EUROPE

Scientists unite to back strikes for climate action
Academics in Germany, Switzerland and Austria have joined forces in support of the ‘Fridays for Future’ school strikes addressing climate change. They call for urgent action to halt global warming.A joint petition written by ‘Scientists 4 Future’ and signed by more than 23,000 academics in the three German-speaking countries calls for immediate steps to be taken to tackle climate change and emphasises that the school protests initiated by Swedish campaigner Greta Thunberg are fully justified.
The petition stresses that a range of social and technological innovations already exist that “can maintain quality of life and improve human well-being without destroying our natural resources”.

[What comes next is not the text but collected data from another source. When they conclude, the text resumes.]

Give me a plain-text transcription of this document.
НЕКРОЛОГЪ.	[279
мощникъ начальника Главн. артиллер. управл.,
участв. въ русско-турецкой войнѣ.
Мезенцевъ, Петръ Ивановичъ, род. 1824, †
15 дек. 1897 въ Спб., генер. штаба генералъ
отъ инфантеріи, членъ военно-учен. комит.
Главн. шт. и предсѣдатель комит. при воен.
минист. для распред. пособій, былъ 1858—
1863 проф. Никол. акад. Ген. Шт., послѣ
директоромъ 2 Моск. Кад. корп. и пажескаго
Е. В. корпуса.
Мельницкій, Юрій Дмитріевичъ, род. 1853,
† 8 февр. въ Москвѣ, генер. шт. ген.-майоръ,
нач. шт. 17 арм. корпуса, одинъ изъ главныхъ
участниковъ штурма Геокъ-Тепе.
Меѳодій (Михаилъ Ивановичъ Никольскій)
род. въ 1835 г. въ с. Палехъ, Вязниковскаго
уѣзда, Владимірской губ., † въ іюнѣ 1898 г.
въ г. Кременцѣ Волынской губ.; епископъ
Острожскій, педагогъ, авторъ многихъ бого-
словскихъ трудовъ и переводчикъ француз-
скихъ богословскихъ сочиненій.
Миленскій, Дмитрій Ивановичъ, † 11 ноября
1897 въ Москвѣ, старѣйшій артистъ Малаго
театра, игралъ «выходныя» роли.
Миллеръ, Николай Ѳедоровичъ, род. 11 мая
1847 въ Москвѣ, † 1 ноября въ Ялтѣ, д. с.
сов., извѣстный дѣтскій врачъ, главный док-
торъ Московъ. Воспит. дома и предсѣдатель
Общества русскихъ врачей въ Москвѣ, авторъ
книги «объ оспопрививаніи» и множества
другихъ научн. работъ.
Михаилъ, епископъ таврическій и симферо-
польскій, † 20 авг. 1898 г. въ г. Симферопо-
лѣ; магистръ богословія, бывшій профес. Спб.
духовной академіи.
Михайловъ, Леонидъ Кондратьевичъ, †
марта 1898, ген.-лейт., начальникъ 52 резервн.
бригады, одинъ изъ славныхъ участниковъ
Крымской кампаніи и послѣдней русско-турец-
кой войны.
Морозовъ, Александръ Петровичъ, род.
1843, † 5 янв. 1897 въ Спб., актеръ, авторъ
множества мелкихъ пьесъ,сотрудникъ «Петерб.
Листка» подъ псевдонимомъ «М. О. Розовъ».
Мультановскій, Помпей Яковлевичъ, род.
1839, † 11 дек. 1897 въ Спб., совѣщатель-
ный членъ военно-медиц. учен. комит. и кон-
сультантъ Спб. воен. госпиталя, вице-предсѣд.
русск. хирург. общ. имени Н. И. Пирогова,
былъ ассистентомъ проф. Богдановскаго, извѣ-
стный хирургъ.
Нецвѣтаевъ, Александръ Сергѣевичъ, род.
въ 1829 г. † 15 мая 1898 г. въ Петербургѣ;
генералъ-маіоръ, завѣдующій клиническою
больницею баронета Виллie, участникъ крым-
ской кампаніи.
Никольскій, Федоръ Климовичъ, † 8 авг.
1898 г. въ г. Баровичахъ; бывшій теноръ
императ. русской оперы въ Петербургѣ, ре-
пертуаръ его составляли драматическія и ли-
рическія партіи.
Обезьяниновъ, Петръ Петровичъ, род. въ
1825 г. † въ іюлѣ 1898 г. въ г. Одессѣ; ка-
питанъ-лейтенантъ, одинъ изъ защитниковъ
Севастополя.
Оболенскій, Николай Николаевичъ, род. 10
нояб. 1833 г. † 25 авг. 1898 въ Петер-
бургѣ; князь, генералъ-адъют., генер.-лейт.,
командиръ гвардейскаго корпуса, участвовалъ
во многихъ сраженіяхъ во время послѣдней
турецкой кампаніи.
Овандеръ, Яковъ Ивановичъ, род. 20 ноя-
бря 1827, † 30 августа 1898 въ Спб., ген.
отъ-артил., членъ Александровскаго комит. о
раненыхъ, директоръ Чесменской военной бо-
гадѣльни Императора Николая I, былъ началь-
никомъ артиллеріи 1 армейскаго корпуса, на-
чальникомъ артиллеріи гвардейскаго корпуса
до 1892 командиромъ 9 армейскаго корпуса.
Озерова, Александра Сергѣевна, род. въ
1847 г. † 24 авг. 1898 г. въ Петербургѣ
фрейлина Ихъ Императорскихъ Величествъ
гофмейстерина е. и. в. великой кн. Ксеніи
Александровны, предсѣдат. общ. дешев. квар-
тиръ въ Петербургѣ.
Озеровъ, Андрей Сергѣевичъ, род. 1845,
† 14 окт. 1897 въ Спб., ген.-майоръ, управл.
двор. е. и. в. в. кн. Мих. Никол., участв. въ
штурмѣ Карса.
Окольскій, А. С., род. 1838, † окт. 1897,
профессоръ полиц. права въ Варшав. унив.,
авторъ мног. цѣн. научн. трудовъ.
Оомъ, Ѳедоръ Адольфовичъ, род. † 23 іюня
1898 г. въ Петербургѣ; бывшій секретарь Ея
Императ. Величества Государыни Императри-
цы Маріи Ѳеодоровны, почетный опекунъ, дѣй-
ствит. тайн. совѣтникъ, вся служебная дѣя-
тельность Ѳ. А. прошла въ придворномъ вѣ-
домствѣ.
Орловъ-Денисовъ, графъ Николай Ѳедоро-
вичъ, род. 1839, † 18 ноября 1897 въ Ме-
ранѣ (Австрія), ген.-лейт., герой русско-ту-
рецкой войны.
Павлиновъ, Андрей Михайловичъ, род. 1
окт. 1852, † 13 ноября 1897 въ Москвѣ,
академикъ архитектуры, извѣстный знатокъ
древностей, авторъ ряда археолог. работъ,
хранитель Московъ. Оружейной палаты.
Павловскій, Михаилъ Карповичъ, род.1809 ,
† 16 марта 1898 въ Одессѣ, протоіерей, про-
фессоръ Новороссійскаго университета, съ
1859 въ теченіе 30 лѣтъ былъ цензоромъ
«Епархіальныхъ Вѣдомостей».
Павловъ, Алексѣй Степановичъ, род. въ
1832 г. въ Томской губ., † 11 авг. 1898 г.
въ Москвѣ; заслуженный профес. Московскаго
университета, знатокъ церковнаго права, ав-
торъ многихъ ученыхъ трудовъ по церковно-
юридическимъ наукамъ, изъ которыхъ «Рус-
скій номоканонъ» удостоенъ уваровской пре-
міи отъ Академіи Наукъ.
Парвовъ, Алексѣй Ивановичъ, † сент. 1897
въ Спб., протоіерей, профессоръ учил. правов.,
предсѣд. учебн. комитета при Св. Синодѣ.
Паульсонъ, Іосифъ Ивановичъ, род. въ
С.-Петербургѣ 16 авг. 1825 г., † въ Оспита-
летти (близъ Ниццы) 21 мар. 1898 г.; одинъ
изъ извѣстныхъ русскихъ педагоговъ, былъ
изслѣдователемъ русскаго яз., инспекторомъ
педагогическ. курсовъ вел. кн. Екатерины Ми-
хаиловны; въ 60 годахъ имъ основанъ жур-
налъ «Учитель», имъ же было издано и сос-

Scientists 4 Future was initiated by Gregor Hagedorn, coordinator for national and international research infrastructures at the Museum für Naturkunde – Leibniz Institute for Evolution and Biodiversity Science in Berlin.
The scientists criticise the failure of Germany, Switzerland and Austria to achieve the necessary scale and speed in the restructuring of the energy, food, agriculture, resource and mobility sectors. The petition notes that “Germany will fail to meet the climate protection targets it has set itself for 2020”, while “Austria has set itself goals that do not in any way do justice to the Paris Agreement”, and “Switzerland has reduced its greenhouse gas emissions only slightly since 1990”.
The scientists back the demands of Fridays for Future campaigners that sustainability and climate action be prioritised and maintain that “without far-reaching and consistent change, their future is in danger”. Such change has to include a swift transition to renewable energy sources, implementing energy-saving measures and a transition to new patterns of nutrition, mobility and consumption.
“The enormous mobilisation of the Fridays for Future or Climate Strike movement shows that young people have understood the situation,” the scientists and scholars note, and add that they “emphatically approve their demand for rapid and forceful action”.
“Only if we act quickly and consistently can we limit global warming, halt the mass extinction of animal and plant species, preserve the natural basis for life and create a future worth living for present and future generations,” the petition concludes. “This is exactly what the young people of Fridays for Future or Climate Strike want to achieve. They deserve our respect and full support.”
The petition was presented to Fridays for Future campaigners at a mass demonstration of school protestors in Berlin on 15 March.
“Climate change is real, created by human beings, and its impacts can already be seen today. Current climate policies are not sufficient to achieve the Paris global climate goals,” says Reto Knutti, professor of environmental systems science at ETH Zurich, and a former member of the UN’s Intergovernmental Panel on Climate Change (IPCC), commenting on the outcome of the initiative.
Knutti adds that he is not surprised so many researchers signed the statement within just a few days.
Austrian Scientists 4 Future activities are above all supported by the research network Climate Change Centre Austria (CCCA). The centre was founded in 2011 to promote a sustainable dialogue on climate change in society, and it is headed by scientists and scholars at Austrian universities and federal research institutions such as the Vienna-based Zentralanstalt für Meteorologie und Geodynamik.
The petition was also supported by scientists at Germany’s Max Planck Society. “The young people were right to demand that society focus on sustainability,” comments Jochem Marotzke of the Max Planck Institute for Meteorology.
Marotzke, who participated in the latest IPCC Assessment Report, adds that the concerns raised at the school strikes are not only justified but are also backed by scientific insights. “Without calculated rule-breaking, which also calls for courage, their demands will not be heard,” Marotzke says.
Peter André-Alt, president of the Hochschulrektorenkonferenz or German rectors’ conference, representing the heads of higher education institutions in Germany, welcomes the engagement of individuals in the Scientists 4 Future campaign.
“Initiatives like Scientists 4 Future can really contribute to strengthening science itself, its positions and its non-partisan approaches,” André-Alt maintains. “Scientists are speaking out in the framework of their constitutionally guaranteed freedom and responsibility.”
However, he stresses that they are doing so as individuals contributing their academic expertise to societal discourse.